WordPress is hosting a live online event tomorrow called “Beginner’s Guide to Full Site Editing.” Within three minutes of WordPress’ Twitter account tweeting about it, all 70 spaces were booked and the waiting list kicked in.
As part of the project’s big picture goals for 2022, WordPress will be ramping up community efforts to help site builders learn how to use open source tools to get their sites up and running. One aspect of that goal involves publishing more educational content to learn.wordpress.org. Another part of that effort is hosting virtual social learning spaces through the project’s meetup group.
WordPress Executive Director Josepha Haden Chomphosy identified specific metrics the community team is aiming for in 2022:
- Ship LearnWP learning opportunities (1 workshop/week, 6 courses/year)
- Increase the number of social learning spaces (4 SLSs/week)
- Block theme contribution drive (500 block themes in the repo).
WordPress.org currently has 47 block themes that support FSE and they continue to trickle into the official directory. There doesn’t seem to be a mad rush to create block themes, but this could be due to theme authors’ lack of skills and reluctance to give up established, more efficient workflows.

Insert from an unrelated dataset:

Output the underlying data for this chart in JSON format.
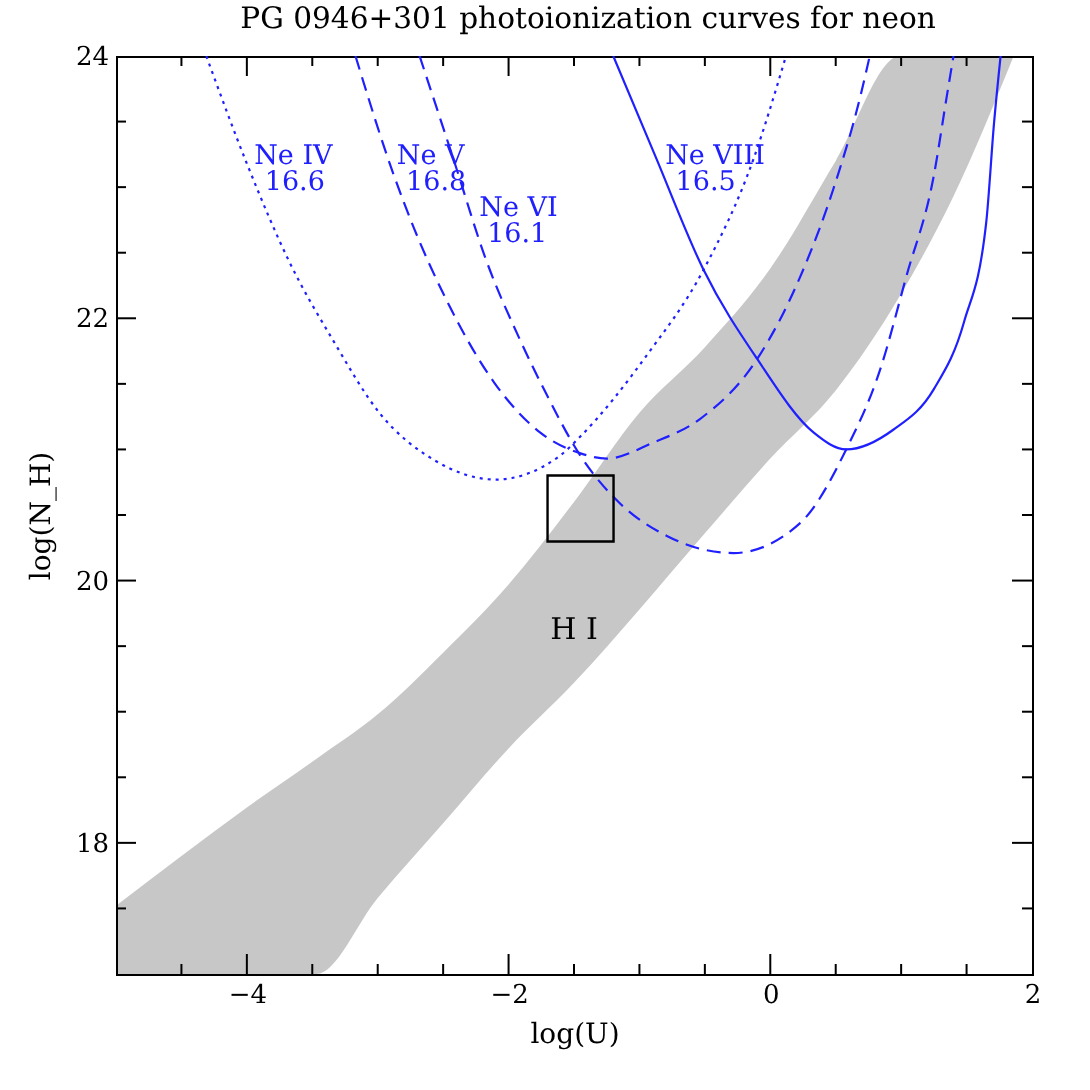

During the 2021 State of the Word, Matt Mullenweg said he wanted the number of available block themes to be at 5,000. This figure seemed more aspirational after he pared it down to “300 or ideally 3,000 of these block themes” before the project enters the Collaboration phase.
Getting WordPress users up to speed with FSE goes hand-in-hand with growing a larger collection of free block themes. WordPress’ Facebook and Twitter accounts have been more active than in previous years, with marketing posts advertising new features with images and videos. It is helping familiarize more people with the major changes introduced in 5.9.
Based on the response to tomorrow’s event, there seems to be a demand for beginner’s FSE content. The session will cover block themes vs. theme blocks, styles, block patterns, and templates/template parts. More than 40 people are still waiting for spots. (When spots open up people on the waiting list get a place automatically.) This is a session that would benefit from being run multiple times to accommodate the large number of people wanting to learn the basics of how to use FSE.
If you want to learn more about creating block themes, you don’t have to wait for a WordCamp to get an interactive walkthrough. The “Zero to Block Theme” series is covering the basics for theme developers. It continues on with a new session on Friday (with spots still available) and previously recorded sessions linked in the notes. This is part of WordPress’ big picture goals for the ecosystem in 2022, which prioritize providing tools and training for building block themes.